Convergence of $\sum_{n=1}^{\infty}(\sqrt[n]{e}-1)$ How would one prove that the series 
$$\sum_{n=1}^{\infty}(\sqrt[n]{e}-1)$$ 
diverges? The Root and Ratio test are useless here. It is also not so obvious to me how I could bound the given series by a smaller series which diverges. 

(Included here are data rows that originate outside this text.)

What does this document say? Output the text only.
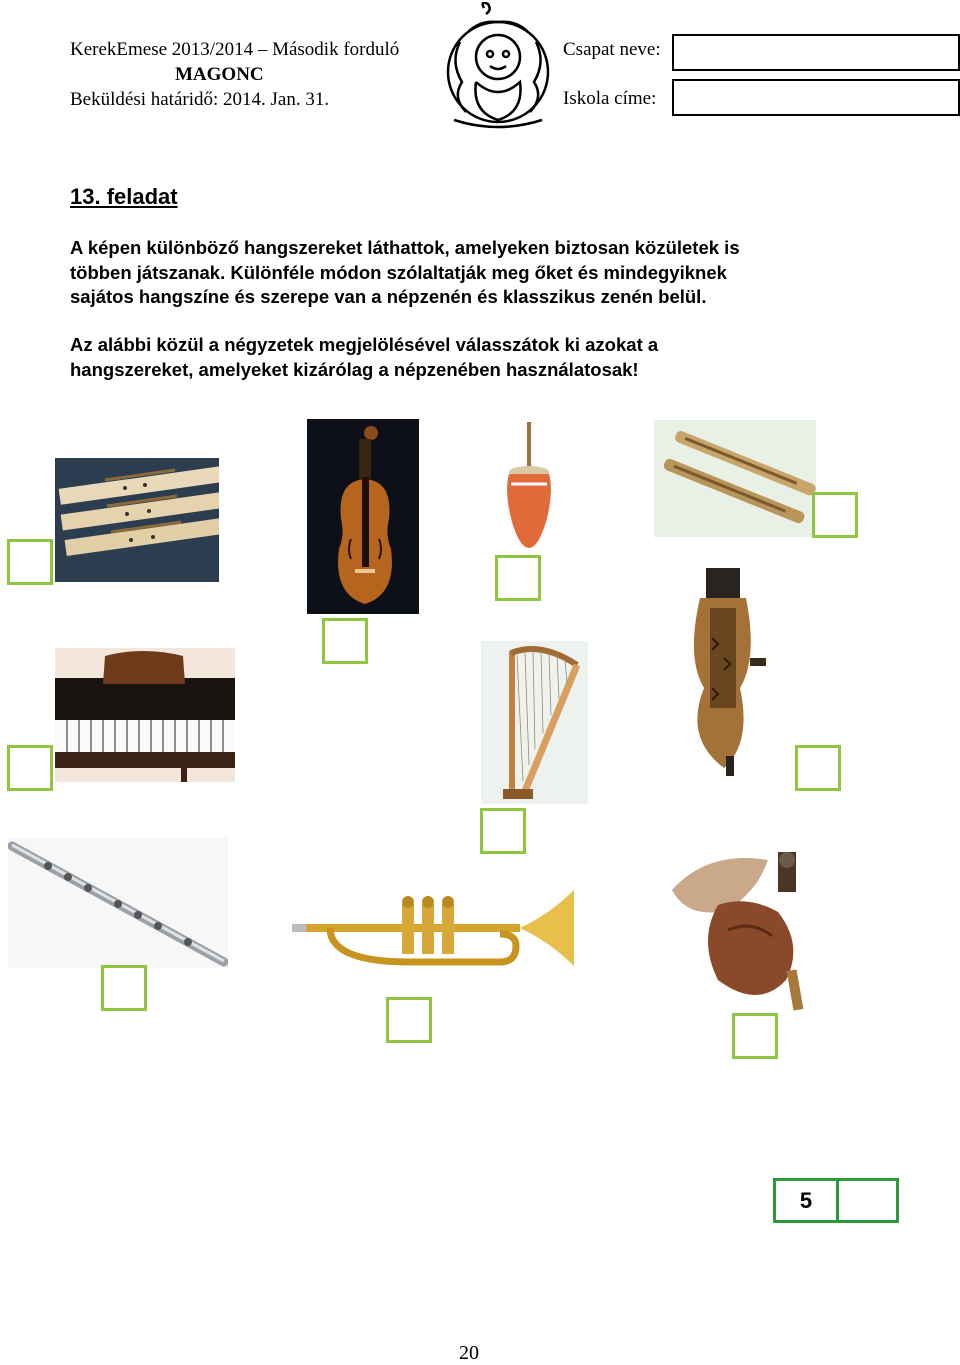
KerekEmese 2013/2014 – Második forduló
MAGONC
Beküldési határidő: 2014. Jan. 31.
Csapat neve:
Iskola címe:
13. feladat
A képen különböző hangszereket láthattok, amelyeken biztosan közületek is
többen játszanak. Különféle módon szólaltatják meg őket és mindegyiknek
sajátos hangszíne és szerepe van a népzenén és klasszikus zenén belül.
Az alábbi közül a négyzetek megjelölésével válasszátok ki azokat a
hangszereket, amelyeket kizárólag a népzenében használatosak!
5
20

A friend a mine told me that I can use the Cauchy Condensation Test and I got to this point 
$$\sum_{n=1}^{\infty}(\sqrt[n]{e}-1) \sim \sum_{n=1}^{\infty}2^n(\sqrt[2n]{e}-1)$$
but it is unclear to me how to continue from here. 
 A: The sequence given by
$$ a_n=\left(1+\frac{1}{n}\right)^n $$
is an increasing sequence due to the AM-GM inequality and it converges to $e$. 
It follows that
$$ \sqrt[n]{e} > 1+\frac{1}{n} $$
hence the given series is divergent by comparison with the harmonic series.
A: More generally,
if $a > 1$,
$\sum_{n=1}^{\infty}(\sqrt[n]{a}-1)
$
diverges.
Since
$e^x \ge 1+x$,
$\sqrt[n]{a}
=e^{\ln(a)/n}
\ge 1+\ln(a)/n
$,
so that
$\sqrt[n]{a}-1
\ge \ln(a)/n
$
and the sum of these
diverges.
A: Hint: $$\sqrt[n]{e}=e^{1/n}=1+\frac{1}{n}+\cdots>1+\frac{1}{n}.$$ Thus, we have $\sqrt[n]{e}-1>\frac{1}{n}$, and now we can look at partial sums to conclude the series is divergent.
A: Since
\begin{align*}
\lim_{n\rightarrow\infty}\frac{\sqrt[n]{e}-1}{\frac{1}{n}} =1,
\end{align*}
the series is divergent.
A: In THIS ANSWER, I showed using only the limit definition and Bernoulli's Inequality that the exponential function satisfies the inequalities

$$1+x\le e^x\le \frac{1}{1-x} \tag 1$$

where the left-hand side inequality of $(1)$ holds everywhere whereas the right-hand side inequality holds for $x<1$.  Therefore, we find that for $n>1$ and any $a>0$  
$$\frac{1}{n^a}\le e^{1/n^a}-1\le \frac{1}{n^a-1} \tag 2$$
Hence, we conclude that the series $\sum_{n=1}^\infty \left(e^{1/n^a}-1\right)$ converges for $a>1$ and diverges for $a\le 1$.